Bioaktivität ist definiert als die Eigenschaft von Materialien, eine direkte, adhärente und starke Verbindung mit dem umgebenden Gewebe zu entwickeln, was der Schlüsselparameter für die Entwicklung weiterer Verbindungen zwischen Implantat und Knochen ist. Knochenimplantate beispielsweise werden häufig zur Unterstützung des Knochenwachstums verwendet, wenn sie sich im Körper auflösen. Daher sind für viele Biomaterialien eine gute Biokompatibilität zusammen mit einer guten Festigkeit und Zersetzungsrate wünschenswert.
In einer porösen bioaktiven Keramikvorrichtung (Implantat oder Gerüst) sind die Größe der Poren und die Interkonnektivität zwischen den Poren die entscheidenden Faktoren für das Einwachsen von Knochen oder lebenden Zellen. Die optimale Porengröße für das Einwachsen von Knochen wird mit 100-400 µm angegeben, darüber hinaus behindern lange oder enge Verbindungen das Einwachsen von Gewebe und sollten daher vermieden werden.
Zusammenfassend wird klar, dass poröse Keramiken in vielen, sehr unterschiedlichen Bereichen Anwendung finden. Die Ausbildung der Poren kann jedoch nicht dem Zufall überlassen werden, viel mehr wird versucht, eine poröse Struktur zu erzeugen, deren Poren hinsichtlich ihrer Größe, Form und Verteilung genau definiert sind.
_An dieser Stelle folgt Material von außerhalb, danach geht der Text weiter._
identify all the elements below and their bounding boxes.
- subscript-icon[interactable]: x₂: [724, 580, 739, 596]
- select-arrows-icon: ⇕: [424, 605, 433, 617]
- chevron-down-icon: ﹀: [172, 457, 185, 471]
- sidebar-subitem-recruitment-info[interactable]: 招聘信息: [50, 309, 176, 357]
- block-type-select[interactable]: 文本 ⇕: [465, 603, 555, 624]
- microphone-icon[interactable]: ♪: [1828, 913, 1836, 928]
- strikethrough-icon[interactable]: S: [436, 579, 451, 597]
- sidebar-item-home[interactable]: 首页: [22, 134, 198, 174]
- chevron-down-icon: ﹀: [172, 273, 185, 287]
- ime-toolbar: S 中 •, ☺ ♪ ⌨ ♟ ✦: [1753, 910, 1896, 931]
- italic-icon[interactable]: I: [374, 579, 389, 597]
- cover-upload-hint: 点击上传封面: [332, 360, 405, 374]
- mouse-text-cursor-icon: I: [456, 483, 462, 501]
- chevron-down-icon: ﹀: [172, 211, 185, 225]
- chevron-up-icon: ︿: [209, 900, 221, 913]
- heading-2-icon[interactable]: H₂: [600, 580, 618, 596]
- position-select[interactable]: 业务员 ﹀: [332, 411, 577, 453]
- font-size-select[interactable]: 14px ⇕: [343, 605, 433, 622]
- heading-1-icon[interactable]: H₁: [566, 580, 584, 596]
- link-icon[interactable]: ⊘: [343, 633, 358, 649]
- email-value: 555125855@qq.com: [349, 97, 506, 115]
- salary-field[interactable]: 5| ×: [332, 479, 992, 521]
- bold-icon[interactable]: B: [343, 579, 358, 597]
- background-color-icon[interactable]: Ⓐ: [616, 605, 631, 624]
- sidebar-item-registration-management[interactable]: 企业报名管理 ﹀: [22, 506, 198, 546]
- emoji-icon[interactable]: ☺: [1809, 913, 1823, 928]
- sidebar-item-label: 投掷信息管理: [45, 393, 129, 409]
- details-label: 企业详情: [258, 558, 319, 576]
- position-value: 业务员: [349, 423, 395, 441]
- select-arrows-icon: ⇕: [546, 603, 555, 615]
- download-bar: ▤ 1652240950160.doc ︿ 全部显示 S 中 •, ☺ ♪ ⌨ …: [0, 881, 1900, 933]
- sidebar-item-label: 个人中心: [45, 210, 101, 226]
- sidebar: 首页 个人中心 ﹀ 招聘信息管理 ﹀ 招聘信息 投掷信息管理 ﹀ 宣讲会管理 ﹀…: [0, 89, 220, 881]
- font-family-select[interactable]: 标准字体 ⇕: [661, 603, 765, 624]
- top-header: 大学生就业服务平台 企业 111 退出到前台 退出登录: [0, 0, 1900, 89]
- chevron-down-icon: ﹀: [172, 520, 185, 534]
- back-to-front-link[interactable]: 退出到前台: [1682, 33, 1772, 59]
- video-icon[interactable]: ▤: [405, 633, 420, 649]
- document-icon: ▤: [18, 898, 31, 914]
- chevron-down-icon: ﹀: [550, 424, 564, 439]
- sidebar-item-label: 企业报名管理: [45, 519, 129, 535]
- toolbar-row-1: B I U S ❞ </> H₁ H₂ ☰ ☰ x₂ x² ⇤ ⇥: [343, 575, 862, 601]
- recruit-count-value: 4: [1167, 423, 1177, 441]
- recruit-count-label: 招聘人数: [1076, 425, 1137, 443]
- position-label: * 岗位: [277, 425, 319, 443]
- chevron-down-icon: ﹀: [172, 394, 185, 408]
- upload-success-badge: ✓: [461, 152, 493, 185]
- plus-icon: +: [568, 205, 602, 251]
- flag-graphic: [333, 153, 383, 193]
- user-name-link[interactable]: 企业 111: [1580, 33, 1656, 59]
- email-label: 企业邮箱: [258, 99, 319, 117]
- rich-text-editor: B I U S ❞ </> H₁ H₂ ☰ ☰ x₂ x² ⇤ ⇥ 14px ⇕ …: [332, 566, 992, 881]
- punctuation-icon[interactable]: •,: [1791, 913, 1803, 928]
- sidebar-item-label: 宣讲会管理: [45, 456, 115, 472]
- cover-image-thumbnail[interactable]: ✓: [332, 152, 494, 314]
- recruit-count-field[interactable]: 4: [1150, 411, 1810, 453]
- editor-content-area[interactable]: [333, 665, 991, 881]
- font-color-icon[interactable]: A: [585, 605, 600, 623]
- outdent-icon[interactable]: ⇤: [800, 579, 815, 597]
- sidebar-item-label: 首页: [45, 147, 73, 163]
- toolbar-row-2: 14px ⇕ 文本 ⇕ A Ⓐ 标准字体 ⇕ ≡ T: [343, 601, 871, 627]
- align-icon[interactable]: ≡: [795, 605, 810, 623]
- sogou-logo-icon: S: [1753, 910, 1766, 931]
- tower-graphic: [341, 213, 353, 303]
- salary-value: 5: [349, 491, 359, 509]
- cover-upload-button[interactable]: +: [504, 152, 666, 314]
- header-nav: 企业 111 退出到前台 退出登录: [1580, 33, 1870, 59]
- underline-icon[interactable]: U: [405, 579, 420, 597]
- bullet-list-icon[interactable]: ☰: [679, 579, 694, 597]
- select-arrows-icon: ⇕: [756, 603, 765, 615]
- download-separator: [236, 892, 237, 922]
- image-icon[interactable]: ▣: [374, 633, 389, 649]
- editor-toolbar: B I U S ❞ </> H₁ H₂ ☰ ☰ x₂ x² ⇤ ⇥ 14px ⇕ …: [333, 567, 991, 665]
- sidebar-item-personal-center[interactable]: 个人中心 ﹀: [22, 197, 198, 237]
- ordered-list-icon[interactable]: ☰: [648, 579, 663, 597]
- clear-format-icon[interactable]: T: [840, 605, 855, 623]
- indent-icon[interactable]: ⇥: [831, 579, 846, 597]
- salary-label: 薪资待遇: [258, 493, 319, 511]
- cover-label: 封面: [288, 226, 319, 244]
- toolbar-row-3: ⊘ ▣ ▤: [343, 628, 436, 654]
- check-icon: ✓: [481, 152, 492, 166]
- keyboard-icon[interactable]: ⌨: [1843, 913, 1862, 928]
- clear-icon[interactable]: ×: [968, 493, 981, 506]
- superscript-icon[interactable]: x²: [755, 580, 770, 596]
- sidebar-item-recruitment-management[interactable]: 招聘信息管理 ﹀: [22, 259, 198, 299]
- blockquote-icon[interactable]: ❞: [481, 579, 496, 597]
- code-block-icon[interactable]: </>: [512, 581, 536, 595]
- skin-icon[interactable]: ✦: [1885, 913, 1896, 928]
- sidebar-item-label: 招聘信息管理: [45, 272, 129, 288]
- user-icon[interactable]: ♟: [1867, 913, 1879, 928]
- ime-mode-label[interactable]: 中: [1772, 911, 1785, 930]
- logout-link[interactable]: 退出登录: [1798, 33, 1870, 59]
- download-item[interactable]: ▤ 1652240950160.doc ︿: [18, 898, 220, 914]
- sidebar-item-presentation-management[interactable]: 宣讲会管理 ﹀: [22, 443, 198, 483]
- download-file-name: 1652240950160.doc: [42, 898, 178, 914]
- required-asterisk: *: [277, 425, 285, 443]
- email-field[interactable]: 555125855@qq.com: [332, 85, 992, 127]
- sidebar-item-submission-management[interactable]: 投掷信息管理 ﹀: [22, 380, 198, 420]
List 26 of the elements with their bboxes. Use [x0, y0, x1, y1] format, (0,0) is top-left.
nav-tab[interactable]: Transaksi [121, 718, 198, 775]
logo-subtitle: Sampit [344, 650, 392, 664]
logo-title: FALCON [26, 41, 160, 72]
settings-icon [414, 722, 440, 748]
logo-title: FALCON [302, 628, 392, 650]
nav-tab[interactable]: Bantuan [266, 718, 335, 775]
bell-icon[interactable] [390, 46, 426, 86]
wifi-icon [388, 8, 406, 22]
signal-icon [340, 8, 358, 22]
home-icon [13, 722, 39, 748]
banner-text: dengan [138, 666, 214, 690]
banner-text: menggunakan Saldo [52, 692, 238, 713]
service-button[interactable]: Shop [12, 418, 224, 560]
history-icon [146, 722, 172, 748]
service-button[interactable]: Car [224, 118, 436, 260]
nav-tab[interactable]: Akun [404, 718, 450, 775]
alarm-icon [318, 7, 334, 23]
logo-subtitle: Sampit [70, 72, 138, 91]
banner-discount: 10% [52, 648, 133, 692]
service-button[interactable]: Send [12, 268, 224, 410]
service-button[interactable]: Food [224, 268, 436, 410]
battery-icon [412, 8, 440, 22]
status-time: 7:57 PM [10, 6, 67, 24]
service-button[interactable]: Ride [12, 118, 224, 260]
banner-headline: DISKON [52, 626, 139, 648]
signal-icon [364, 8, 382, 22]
AM-Techniken bieten vielversprechende Möglichketen für die Herstellung poröser Keramiken und die präzise Kontrolle der Porengrößenverteilung. Im Falle des Binder Jettings wird dies durch die Kontrolle der Druckschichtdicke und der aufgetragenen Tinte gewährleistet. Durch Variation der Druckschichtdicke oder den Einsatz mehrerer Druckköpfe ist es zudem möglich, in einem Herstellungsschritt Membranträger und Membranschichten mit unterschiedlichen Porositäten herzustellen. Darüber hinaus ist die Verwendung von Ausbrennstoffen in der Pulvermischung eine Option, wenn eine bestimmte Porengröße erforderlich ist. Die Porengröße von 3D-gedruckten porösen Keramiken kann zwischen einem und Hunderten von Mikrometern bei feinen Keramiken und bis zu einigen Millimetern bei gröberen Strukturen variieren oder, falls erforderlich, einer funktionell abgestuften Porositätsstruktur, was zu einem festen Werkstoff mit bemerkenswert hoher Thermoschockbeständigkeit führt.
Viele fortschrittliche AM-Verfahren werden bereits eingesetzt, um maßgeschneiderte biokeramische Teile mit spezieller Struktur und gewünschter Porosität herzustellen, die sowohl biokompatible als auch bioaktive Eigenschaften für verschiedene Anwendungen aufweisen.